Méritocratie scolaire : le doute des bons élèves
Méritocratie scolaire : le doute des bons élèves

Alors que des centaines de milliers de jeunes sont soumis aux examens de fin d'année, le journaliste Gurvan Le Guellec interroge la notion de méritocratie dans le système scolaire français. Il rappelle que les épreuves commencent dès le brevet des collèges, se poursuivent avec le bac et Parcoursup, et culminent avec les concours du supérieur. Le Larousse définit une épreuve comme une « difficulté qui éprouve le courage de quelqu'un, qui provoque chez lui de la souffrance ». Selon l'auteur, le plaisir d'apprendre est difficile à trouver dans ce système.

Ceux qui croient encore au mérite

L'article distingue plusieurs catégories parmi les défenseurs de la méritocratie : les jeunes lauréats fiers de leurs réussites, les anciens très bons élèves soucieux de préserver leurs privilèges, et les parents d'anciens élèves moyens qui projettent sur leurs enfants leurs frustrations passées. Face à eux, il y a les cancres et les anciens bons élèves qui doutent de leur propre mérite.

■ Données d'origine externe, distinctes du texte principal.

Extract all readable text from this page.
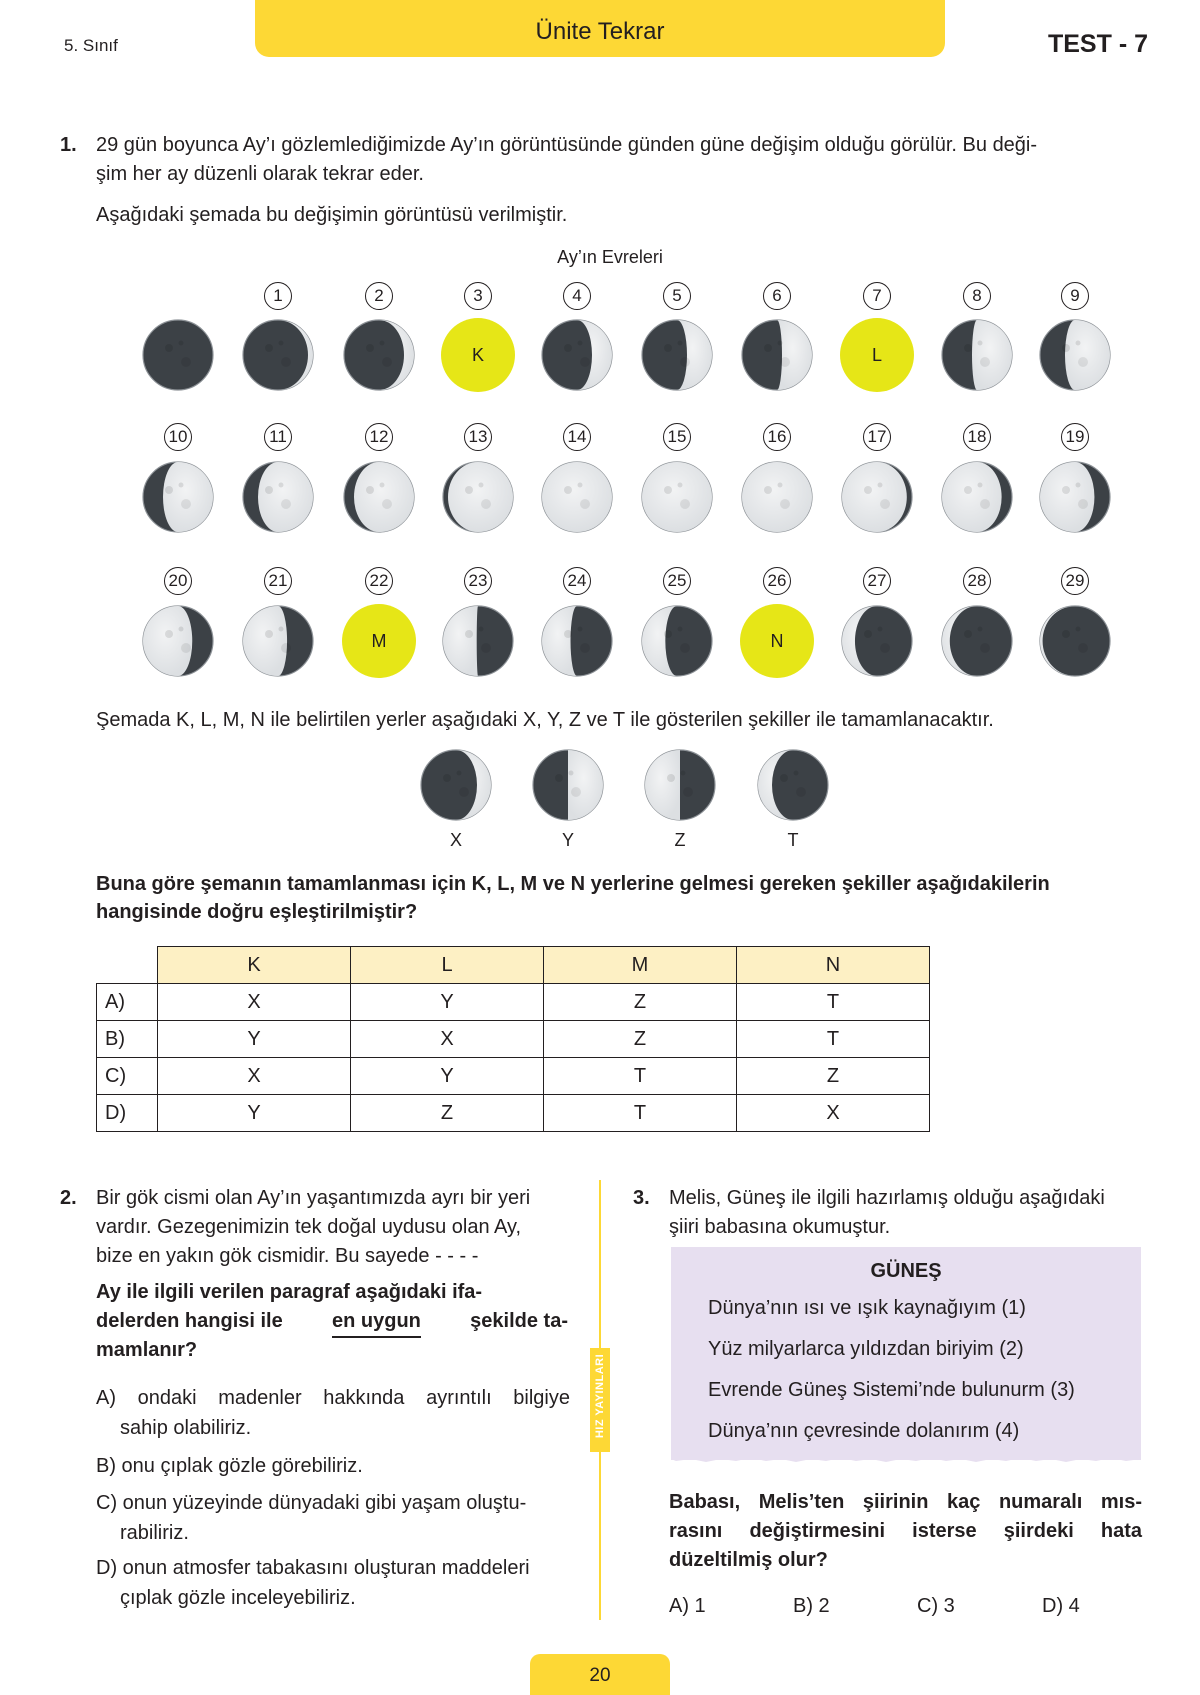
5. Sınıf
Ünite Tekrar	TEST - 7
1. 29 gün boyunca Ay’ı gözlemlediğimizde Ay’ın görüntüsünde günden güne değişim olduğu görülür. Bu deği-
şim her ay düzenli olarak tekrar eder.
Aşağıdaki şemada bu değişimin görüntüsü verilmiştir.
Ay’ın Evreleri
1	2	3
K
4	5	6	7
L
8	9
10	11	12	13	14	15	16	17	18	19
20	21	22
M
23	24	25	26
N
27	28	29
Şemada K, L, M, N ile belirtilen yerler aşağıdaki X, Y, Z ve T ile gösterilen şekiller ile tamamlanacaktır.
X	Y	Z	T
Buna göre şemanın tamamlanması için K, L, M ve N yerlerine gelmesi gereken şekiller aşağıdakilerin
hangisinde doğru eşleştirilmiştir?
	K	L	M	N
A)	X	Y	Z	T
B)	Y	X	Z	T
C)	X	Y	T	Z
D)	Y	Z	T	X
2. Bir gök cismi olan Ay’ın yaşantımızda ayrı bir yeri
vardır. Gezegenimizin tek doğal uydusu olan Ay,
bize en yakın gök cismidir. Bu sayede - - - -
Ay ile ilgili verilen paragraf aşağıdaki ifa-
delerden hangisi ile en uygun şekilde ta-
mamlanır?
A) ondaki madenler hakkında ayrıntılı bilgiye
sahip olabiliriz.
B) onu çıplak gözle görebiliriz.
C) onun yüzeyinde dünyadaki gibi yaşam oluştu-
rabiliriz.
D) onun atmosfer tabakasını oluşturan maddeleri
çıplak gözle inceleyebiliriz.
HIZ YAYINLARI
3. Melis, Güneş ile ilgili hazırlamış olduğu aşağıdaki
şiiri babasına okumuştur.
GÜNEŞ
Dünya’nın ısı ve ışık kaynağıyım (1)
Yüz milyarlarca yıldızdan biriyim (2)
Evrende Güneş Sistemi’nde bulunurm (3)
Dünya’nın çevresinde dolanırım (4)
Babası, Melis’ten şiirinin kaç numaralı mıs-
rasını değiştirmesini isterse şiirdeki hata
düzeltilmiş olur?
A) 1	B) 2	C) 3	D) 4
20
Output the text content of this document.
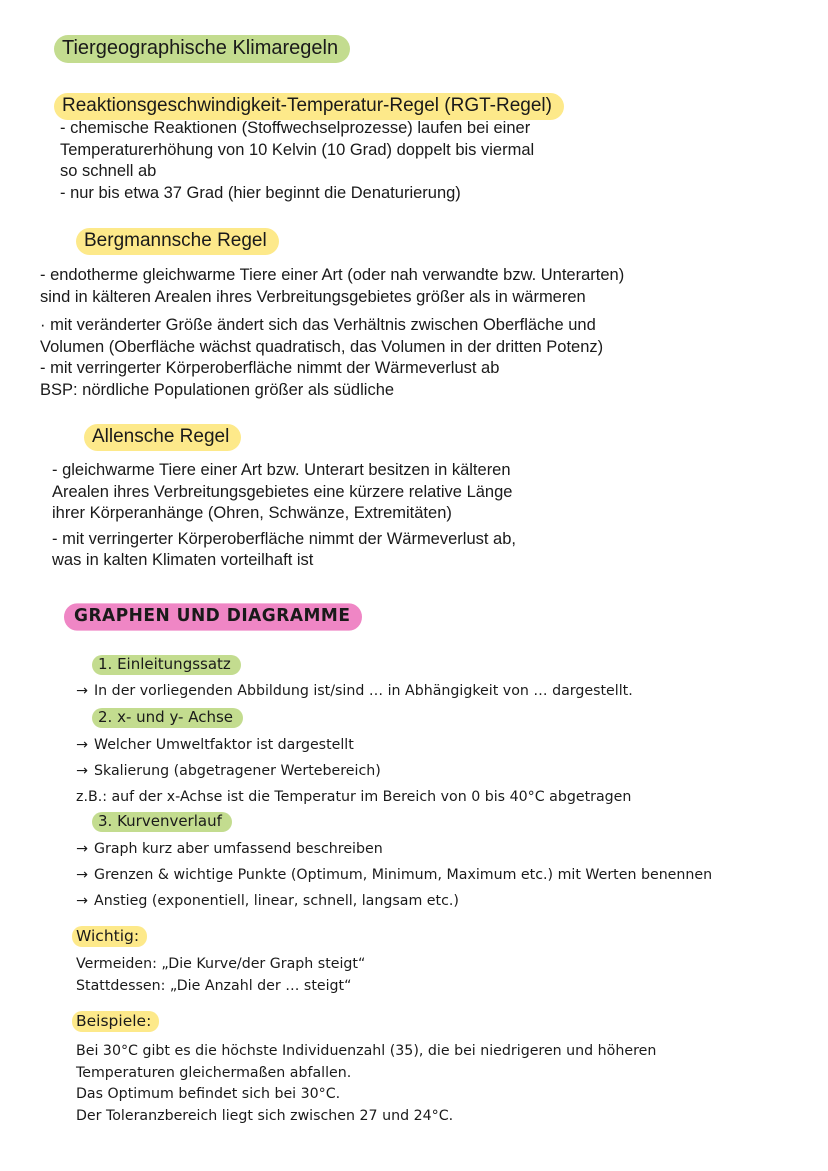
Tiergeographische Klimaregeln
Reaktionsgeschwindigkeit-Temperatur-Regel (RGT-Regel)
- chemische Reaktionen (Stoffwechselprozesse) laufen bei einer
Temperaturerhöhung von 10 Kelvin (10 Grad) doppelt bis viermal
so schnell ab
- nur bis etwa 37 Grad (hier beginnt die Denaturierung)
Bergmannsche Regel
- endotherme gleichwarme Tiere einer Art (oder nah verwandte bzw. Unterarten)
sind in kälteren Arealen ihres Verbreitungsgebietes größer als in wärmeren
· mit veränderter Größe ändert sich das Verhältnis zwischen Oberfläche und
Volumen (Oberfläche wächst quadratisch, das Volumen in der dritten Potenz)
- mit verringerter Körperoberfläche nimmt der Wärmeverlust ab
BSP: nördliche Populationen größer als südliche
Allensche Regel
- gleichwarme Tiere einer Art bzw. Unterart besitzen in kälteren
Arealen ihres Verbreitungsgebietes eine kürzere relative Länge
ihrer Körperanhänge (Ohren, Schwänze, Extremitäten)
- mit verringerter Körperoberfläche nimmt der Wärmeverlust ab,
was in kalten Klimaten vorteilhaft ist
GRAPHEN UND DIAGRAMME
1. Einleitungssatz
→ In der vorliegenden Abbildung ist/sind … in Abhängigkeit von … dargestellt.
2. x- und y- Achse
→ Welcher Umweltfaktor ist dargestellt
→ Skalierung (abgetragener Wertebereich)
z.B.: auf der x-Achse ist die Temperatur im Bereich von 0 bis 40°C abgetragen
3. Kurvenverlauf
→ Graph kurz aber umfassend beschreiben
→ Grenzen & wichtige Punkte (Optimum, Minimum, Maximum etc.) mit Werten benennen
→ Anstieg (exponentiell, linear, schnell, langsam etc.)
Wichtig:
Vermeiden: „Die Kurve/der Graph steigt“
Stattdessen: „Die Anzahl der … steigt“
Beispiele:
Bei 30°C gibt es die höchste Individuenzahl (35), die bei niedrigeren und höheren
Temperaturen gleichermaßen abfallen.
Das Optimum befindet sich bei 30°C.
Der Toleranzbereich liegt sich zwischen 27 und 24°C.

Les critiques de l'excellence

Le journaliste évoque des « mauvaises rencontres » intellectuelles qui ont nourri son doute : Hélène Perlant et son attaque de la notion d'excellence, qu'elle juge anti-intellectuelle, et Bernard Lahire, dont l'ouvrage « Enfances de classe » (Seuil, 1200 pages) déconstruit le mythe du génie comme imposture. Pour Lahire, la mise au travail n'est qu'un concours de circonstances et les transfuges de classe sont des « grains de hasard » poussés par leur entourage.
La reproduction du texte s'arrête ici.